An extension of the brewery’s existing space, the cellar will house three new 23-foot-tall wooden fermenters as well as the smaller foeders Troegs’ began aging beers in last year.
Oregon’s Ordnance Brewing will increase its current capacity nearly sevenfold in 2016, trading in a 7-barrel brewing system for a 50-barrel brewhouse. The new operation will given Ordnance Brewing an annual capacity exceeding 50,000 barrels, though the brewery is not expected to produce at that level for some time.
“We don’t expect to brew at capacity immediately, but it is nice to have the room for growth and an enhanced set of tools for our brewer,” partner Craig coleman said in a statement.
Ordnance produced just 630 barrels last year and, with a combination of additional capacity and new market entries, expects that figure to grow to 5,000 in 2016.
The additional capacity is slated to come online in February, a company spokesperson told Brewbound.
Bissell Brothers Brewing announced Monday plans to move its brewery to a larger space in its hometown of Portland, Maine.

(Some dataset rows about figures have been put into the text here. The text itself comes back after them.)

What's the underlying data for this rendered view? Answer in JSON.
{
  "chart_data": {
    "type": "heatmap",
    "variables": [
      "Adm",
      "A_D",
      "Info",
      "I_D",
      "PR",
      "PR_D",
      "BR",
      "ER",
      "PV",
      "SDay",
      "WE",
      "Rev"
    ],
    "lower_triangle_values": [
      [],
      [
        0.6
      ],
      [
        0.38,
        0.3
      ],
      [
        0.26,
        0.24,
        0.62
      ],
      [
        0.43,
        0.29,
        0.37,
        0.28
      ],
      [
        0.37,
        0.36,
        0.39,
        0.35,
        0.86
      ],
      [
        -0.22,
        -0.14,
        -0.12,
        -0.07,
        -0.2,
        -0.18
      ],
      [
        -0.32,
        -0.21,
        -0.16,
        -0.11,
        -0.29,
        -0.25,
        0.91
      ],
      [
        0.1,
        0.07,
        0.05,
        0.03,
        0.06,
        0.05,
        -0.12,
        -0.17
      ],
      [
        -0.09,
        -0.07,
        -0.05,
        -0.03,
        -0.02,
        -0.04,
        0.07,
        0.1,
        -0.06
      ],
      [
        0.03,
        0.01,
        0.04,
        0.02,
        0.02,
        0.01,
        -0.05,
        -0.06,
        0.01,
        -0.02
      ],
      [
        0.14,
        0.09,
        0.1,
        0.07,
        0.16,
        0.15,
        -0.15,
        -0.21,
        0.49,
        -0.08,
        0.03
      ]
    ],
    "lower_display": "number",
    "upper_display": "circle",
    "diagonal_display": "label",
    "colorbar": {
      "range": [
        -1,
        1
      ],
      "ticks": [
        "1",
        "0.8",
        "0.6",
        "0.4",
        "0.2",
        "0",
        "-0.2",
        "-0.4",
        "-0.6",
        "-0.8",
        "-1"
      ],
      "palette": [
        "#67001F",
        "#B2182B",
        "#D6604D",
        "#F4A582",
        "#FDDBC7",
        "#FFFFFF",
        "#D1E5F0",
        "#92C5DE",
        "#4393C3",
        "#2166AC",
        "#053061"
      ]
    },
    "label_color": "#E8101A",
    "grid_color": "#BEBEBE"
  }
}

Barely two years old, the company has already outgrown its original space at One Industrial Way, where neighbors Foundation Brewing and Austin Street Brewery also produce beer in the shadows of the much larger Allagash Brewing Company.
The brewery grew roughly 400 percent in 2016 and produced about 2,700 barrels, up from 550 in 2014, co-founder Peter Bissell told Brewbound.
In the official announcement on the brewery’s website, Peter Bissell and brother Noah said the new location will allow the company to increase production capacity and have a larger taproom. The company plans to relocate brewing equipment during the second quarter of 2016.
10 Barrel Brewing
After launching distribution in Colorado last May, 10 Barrel Brewing, part of Anheuser-Busch InBev’s High End division, said it plans to build a brewery and pub in Denver this year, according to Westword, an online and weekly print publication.
While details for the new location are scarce, the company expects to open the new location this summer.
10 Barrel did not confirm a specific location for the new outpost, but BusinessDen, an online publication covering local business news, said the Oregon-based brewery will move into Denver’s River North neighborhood. A number of other beer companies, including MillerCoors, via its Blue Moon Brewing Company brand, and New Belgium are also planning to build in the area. In July, Great Divide Brewing also opened its Barrel Bar in the same neighborhood.